QUESTIONS RÉPONSES EN TEMPS RÉEL AVEC LE DOCTEUR PIERRE CORET (RUBRIQUE PARUE DANS LE N° 117 -SEPT/OCT 2008- DE LA REVUE REEL)
L'adolescent traverse une véritable épreuve initiatique qui doit lui permettre de se choisir sa propre vie en quittant le berceau de la vie familiale pour advenir à sa responsabilité d'Homme au sein du monde extérieur. C'est un véritable processus de naissance au monde des adultes. La crise qui l'accompagne est incontournable si on ne veut pas rester toute sa vie dans un état d'immaturité et de dépendance à ses parents ou à leurs substituts...
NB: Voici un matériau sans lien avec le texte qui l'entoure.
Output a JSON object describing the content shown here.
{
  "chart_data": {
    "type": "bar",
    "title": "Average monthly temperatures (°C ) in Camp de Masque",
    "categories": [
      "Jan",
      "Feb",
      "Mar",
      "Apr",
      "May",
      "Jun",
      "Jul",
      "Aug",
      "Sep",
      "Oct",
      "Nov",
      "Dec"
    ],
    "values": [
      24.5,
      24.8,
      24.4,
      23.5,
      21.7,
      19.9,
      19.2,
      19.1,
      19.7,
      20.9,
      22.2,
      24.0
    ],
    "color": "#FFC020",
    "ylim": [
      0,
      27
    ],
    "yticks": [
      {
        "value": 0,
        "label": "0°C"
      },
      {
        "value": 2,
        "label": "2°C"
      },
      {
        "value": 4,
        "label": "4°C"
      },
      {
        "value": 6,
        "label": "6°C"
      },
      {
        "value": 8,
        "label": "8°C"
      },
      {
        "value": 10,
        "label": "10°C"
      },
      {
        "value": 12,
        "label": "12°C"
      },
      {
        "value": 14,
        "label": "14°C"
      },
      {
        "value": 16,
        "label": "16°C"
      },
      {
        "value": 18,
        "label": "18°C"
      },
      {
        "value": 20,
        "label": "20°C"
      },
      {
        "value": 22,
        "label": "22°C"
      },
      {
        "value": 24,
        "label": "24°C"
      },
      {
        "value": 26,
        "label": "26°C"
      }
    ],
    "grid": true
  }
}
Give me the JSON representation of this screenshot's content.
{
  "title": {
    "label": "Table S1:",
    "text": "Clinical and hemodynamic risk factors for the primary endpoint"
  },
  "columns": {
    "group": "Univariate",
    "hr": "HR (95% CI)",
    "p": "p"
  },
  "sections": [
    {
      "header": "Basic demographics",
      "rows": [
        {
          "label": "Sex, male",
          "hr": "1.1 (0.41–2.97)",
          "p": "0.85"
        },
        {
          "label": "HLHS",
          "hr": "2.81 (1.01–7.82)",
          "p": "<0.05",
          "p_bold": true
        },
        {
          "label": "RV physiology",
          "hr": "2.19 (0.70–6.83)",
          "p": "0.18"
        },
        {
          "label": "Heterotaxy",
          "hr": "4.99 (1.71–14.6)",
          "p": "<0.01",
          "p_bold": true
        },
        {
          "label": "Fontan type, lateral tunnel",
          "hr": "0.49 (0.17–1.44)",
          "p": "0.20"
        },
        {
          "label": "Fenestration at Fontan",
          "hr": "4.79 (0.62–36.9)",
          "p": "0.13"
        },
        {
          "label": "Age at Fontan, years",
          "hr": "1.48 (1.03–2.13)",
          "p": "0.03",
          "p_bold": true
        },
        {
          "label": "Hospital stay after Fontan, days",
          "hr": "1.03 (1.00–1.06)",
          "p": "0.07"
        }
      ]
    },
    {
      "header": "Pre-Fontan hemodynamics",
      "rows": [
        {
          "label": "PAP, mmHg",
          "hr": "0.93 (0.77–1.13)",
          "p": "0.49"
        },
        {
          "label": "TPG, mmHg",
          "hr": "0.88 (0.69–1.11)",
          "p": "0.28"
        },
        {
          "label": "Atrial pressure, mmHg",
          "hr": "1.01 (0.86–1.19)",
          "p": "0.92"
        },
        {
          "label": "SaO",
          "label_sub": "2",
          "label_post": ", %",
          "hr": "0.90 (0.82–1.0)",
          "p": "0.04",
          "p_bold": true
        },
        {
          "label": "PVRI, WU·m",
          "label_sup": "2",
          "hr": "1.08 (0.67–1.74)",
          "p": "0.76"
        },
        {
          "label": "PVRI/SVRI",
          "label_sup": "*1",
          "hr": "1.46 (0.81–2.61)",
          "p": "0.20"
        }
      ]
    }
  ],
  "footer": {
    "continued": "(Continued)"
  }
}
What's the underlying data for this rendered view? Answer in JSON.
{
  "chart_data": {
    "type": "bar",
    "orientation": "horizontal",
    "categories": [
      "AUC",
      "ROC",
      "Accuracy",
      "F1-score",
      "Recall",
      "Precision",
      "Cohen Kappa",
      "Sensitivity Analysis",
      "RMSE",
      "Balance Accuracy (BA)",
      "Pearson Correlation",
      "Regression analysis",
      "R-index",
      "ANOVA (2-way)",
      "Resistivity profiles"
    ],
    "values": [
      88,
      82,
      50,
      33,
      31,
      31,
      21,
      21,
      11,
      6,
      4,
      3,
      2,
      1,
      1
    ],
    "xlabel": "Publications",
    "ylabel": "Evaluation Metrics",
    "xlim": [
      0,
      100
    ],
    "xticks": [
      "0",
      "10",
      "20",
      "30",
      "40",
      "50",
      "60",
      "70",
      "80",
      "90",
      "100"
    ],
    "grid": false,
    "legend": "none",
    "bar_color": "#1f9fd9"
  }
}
Il vit donc un véritable écartèlement à l'égard de ses parents : d'une part il a toujours besoin du lien affectif qui le relie à eux - d'où la nécessité de continuer à lui témoigner de l'amour-, mais d'autre part, il a besoin de construire son indépendance en quitter les schémas de pensée et les valeurs de sa famille pour pouvoir faire ses propres choix et adopter ses propres valeurs. Il ne trouvera donc son identité que s'il rejette temporairement tout ce qui caractérise le fonctionnement de sa famille.
Une fois que l'on a conscience de cette crise toujours douloureuse, il est plus facile de trouver une juste position.
Pour vous parents, il ne s'agit en aucun cas de vous renier dans ce que vous êtes ou de céder à tous ses caprices en croyant lui « faire plaisir » : ce serait lui donner une toute puissance qui l'amènera à vous mépriser et cela hypothèquera sa santé mentale. Il ne s'agit pas non plus de vouloir le soumettre à tout ce que l'on impose à ses enfants : tant pis s'il refuse d'aller voir sa grand-mère , de partir en vacances avec vous ou de manger le délicieux gâteau que vous avez préparé pour lui ! Il est très important de respecter son intimité (tant pis si sa chambre est en désordre), mais il est tout aussi important de lui imposer de respecter la vôtre (il n'a pas à envahir votre salon). Le rôle de la fonction paternelle (qui peut être tenu aussi par la mère ou tout substitut parental) est alors indispensable : il s'agit d'être à la fois très ferme pour ne pas se laisser abuser, et en même temps souple et contenant, dans le sens de lui accorder votre écoute et votre confiance en le soutenant dans ses tentatives pour trouver son indépendance !
Il faut qu'il puisse vivre sa crise et le danger réside dans les tentatives d'échappements qui sont principalement de 3 ordres :
- Les drogues et les dépendances (jeux vidéos, pornographie, alcool, anorexie ou boulimie, etc.)
- Le retrait social et affectif qui le coupe du monde (risque de schizophrénie).
- La soumission à un statut de dépendance infantile (« le gentil petit garçon »).
Chacun de ces risques peut bien sûr faire l'objet de vos prochaines questions.